Abstract

Malunion of distal radius fractures can cause pain, limited wrist motion, or loss of grip strength. The most important factors are incongruity in the distal radioulnar (DRU) joint and radial tilt which causes adaptive carpal instability. The purpose of open wedge corrective osteotomy is to restore congruency with minimal soft-tissue damage. Between 1993 and 2001, 47 patients with malunited extraarticular distal radius fractures who were treated by open wedge corrective osteotomy without bone grafting were included. The patients were divided into two groups, one group with dorsal tilt of the distal radius and one group with palmar tilt. Ulnar variance, radial inclination, and radial tilt were measured before and after operation. Also, the range of wrist motions was tested before and after correction, including grip strength.

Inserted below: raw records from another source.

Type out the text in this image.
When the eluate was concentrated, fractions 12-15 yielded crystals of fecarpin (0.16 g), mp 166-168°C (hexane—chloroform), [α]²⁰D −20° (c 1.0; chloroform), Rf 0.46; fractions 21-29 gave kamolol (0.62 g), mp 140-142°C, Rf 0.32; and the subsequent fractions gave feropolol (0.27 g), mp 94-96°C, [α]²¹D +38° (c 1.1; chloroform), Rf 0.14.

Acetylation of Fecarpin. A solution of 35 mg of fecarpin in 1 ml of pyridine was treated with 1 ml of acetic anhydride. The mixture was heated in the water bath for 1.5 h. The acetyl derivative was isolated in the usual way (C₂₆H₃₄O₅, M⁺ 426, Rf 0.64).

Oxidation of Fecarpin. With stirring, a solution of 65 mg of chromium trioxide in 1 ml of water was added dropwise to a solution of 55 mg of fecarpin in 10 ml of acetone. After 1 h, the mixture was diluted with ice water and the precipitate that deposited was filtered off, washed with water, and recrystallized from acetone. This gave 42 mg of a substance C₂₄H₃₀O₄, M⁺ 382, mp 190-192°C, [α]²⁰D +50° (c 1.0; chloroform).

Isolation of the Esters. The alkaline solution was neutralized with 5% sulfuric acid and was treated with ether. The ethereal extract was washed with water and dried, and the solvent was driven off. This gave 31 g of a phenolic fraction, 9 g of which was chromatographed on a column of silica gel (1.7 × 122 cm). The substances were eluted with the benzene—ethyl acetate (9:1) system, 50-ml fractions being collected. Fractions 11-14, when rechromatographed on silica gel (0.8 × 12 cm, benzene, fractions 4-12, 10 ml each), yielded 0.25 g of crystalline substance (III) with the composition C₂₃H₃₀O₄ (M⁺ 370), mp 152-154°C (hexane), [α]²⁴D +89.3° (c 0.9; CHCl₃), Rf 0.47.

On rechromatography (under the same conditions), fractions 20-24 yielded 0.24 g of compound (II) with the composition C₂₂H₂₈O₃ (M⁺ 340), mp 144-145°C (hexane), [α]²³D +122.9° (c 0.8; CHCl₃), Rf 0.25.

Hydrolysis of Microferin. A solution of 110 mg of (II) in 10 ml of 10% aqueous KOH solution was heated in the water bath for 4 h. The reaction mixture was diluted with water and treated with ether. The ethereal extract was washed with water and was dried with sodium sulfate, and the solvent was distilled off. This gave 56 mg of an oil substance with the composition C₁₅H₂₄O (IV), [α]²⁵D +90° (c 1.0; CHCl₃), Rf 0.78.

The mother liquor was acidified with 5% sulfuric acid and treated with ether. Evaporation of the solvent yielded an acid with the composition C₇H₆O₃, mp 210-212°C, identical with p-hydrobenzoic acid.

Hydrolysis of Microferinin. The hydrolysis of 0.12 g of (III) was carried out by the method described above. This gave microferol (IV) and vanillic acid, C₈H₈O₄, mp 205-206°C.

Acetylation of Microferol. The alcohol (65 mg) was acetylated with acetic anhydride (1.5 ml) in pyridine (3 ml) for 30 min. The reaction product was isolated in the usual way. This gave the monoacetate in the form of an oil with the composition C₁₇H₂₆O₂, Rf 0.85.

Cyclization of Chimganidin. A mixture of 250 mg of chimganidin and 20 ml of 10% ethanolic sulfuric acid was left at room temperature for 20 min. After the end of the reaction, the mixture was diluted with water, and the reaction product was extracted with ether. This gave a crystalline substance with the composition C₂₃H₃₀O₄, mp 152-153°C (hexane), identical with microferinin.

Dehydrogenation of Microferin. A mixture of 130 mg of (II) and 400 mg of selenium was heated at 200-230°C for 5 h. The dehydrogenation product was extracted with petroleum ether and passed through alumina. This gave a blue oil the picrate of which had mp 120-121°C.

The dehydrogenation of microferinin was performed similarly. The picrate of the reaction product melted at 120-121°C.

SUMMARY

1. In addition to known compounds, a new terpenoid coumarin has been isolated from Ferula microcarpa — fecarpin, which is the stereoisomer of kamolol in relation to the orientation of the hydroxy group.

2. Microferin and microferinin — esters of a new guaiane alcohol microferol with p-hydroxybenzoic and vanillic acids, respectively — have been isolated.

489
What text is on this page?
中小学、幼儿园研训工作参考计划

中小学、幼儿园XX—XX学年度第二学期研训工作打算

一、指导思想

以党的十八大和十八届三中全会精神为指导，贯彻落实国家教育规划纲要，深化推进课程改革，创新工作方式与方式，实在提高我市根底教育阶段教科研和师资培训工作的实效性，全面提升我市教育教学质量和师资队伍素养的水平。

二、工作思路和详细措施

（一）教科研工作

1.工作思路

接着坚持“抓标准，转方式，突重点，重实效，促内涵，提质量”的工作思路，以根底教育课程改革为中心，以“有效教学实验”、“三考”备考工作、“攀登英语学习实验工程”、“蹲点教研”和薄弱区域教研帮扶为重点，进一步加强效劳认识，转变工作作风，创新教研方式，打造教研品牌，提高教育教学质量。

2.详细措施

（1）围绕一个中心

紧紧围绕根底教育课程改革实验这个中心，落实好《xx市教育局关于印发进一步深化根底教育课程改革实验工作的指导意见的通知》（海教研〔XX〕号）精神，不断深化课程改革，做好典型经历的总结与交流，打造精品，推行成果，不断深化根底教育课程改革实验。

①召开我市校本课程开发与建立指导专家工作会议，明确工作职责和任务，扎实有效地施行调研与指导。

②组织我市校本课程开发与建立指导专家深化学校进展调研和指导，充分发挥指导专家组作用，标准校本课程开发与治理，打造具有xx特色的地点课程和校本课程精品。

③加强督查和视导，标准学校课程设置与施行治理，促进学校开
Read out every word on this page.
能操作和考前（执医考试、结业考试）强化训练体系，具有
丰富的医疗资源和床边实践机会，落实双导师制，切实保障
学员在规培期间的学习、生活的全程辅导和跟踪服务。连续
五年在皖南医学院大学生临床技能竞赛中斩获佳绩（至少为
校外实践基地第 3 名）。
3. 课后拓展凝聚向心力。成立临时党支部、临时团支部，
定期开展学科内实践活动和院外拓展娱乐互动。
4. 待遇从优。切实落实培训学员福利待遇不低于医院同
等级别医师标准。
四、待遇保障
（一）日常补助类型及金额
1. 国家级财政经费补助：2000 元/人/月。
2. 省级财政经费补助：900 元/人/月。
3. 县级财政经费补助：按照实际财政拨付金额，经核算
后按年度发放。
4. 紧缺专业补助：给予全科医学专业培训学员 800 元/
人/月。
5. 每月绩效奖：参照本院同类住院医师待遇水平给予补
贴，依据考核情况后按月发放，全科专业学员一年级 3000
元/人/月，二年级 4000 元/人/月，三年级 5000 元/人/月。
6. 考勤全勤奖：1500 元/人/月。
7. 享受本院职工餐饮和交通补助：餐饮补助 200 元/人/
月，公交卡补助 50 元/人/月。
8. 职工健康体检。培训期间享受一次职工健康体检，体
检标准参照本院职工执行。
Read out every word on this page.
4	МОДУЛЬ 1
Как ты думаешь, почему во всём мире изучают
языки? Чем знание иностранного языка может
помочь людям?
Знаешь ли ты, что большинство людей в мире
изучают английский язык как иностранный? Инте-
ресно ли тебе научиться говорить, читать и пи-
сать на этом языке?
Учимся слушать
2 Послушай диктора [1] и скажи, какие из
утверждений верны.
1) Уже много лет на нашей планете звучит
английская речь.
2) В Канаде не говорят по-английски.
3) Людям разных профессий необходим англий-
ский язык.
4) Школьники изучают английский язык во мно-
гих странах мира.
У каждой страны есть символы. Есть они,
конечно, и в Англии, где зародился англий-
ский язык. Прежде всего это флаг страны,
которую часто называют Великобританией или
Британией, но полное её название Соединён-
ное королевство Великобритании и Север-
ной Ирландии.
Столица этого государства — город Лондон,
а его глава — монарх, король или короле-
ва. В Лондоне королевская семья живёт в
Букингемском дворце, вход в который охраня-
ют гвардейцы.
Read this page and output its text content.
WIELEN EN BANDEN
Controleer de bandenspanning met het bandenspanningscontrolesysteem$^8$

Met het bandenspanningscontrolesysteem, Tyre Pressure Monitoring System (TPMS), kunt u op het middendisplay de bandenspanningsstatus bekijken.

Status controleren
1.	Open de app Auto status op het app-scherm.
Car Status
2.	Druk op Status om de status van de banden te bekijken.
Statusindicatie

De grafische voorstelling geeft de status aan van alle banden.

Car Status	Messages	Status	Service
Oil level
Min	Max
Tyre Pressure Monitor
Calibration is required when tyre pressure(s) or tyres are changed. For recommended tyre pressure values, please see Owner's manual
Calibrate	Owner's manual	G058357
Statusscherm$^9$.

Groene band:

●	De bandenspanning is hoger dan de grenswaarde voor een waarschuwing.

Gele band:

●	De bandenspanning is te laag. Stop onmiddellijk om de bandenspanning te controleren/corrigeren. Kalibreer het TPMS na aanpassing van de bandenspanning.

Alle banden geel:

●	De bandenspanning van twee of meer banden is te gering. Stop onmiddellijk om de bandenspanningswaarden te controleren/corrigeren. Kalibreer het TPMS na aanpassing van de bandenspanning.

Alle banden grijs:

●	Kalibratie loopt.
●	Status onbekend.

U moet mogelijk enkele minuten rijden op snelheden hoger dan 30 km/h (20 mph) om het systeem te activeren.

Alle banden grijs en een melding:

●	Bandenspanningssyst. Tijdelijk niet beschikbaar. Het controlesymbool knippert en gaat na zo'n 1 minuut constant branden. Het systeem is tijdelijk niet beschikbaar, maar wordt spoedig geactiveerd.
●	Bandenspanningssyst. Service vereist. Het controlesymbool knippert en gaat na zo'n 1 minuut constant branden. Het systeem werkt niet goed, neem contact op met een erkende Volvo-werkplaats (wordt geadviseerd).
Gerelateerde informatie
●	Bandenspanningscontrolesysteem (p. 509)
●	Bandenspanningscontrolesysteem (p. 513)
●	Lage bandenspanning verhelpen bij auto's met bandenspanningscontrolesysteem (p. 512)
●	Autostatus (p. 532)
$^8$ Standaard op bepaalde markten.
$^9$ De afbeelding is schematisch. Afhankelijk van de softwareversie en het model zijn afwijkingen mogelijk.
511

Fixation was performed with a dorsal or palmar plate, dependent on the side of radial tilt. Improvement of especially radial tilt was seen in both groups. Also, an important increase in wrist motions was observed. Flexion of the wrist improved by 38.0° in the dorsal group and by 43.0° in the palmar group. With respect to rotation of the lower arm, supination improved most by 21.6° and 46.0° in the dorsal and palmar group, respectively. All osteotomies healed within 3 months without secondary displacement even after a short period of immobilization. Corrective osteotomy is a useful additional therapy in the treatment of malunited extraarticular fractures of the distal radius in which bone grafting is not necessary.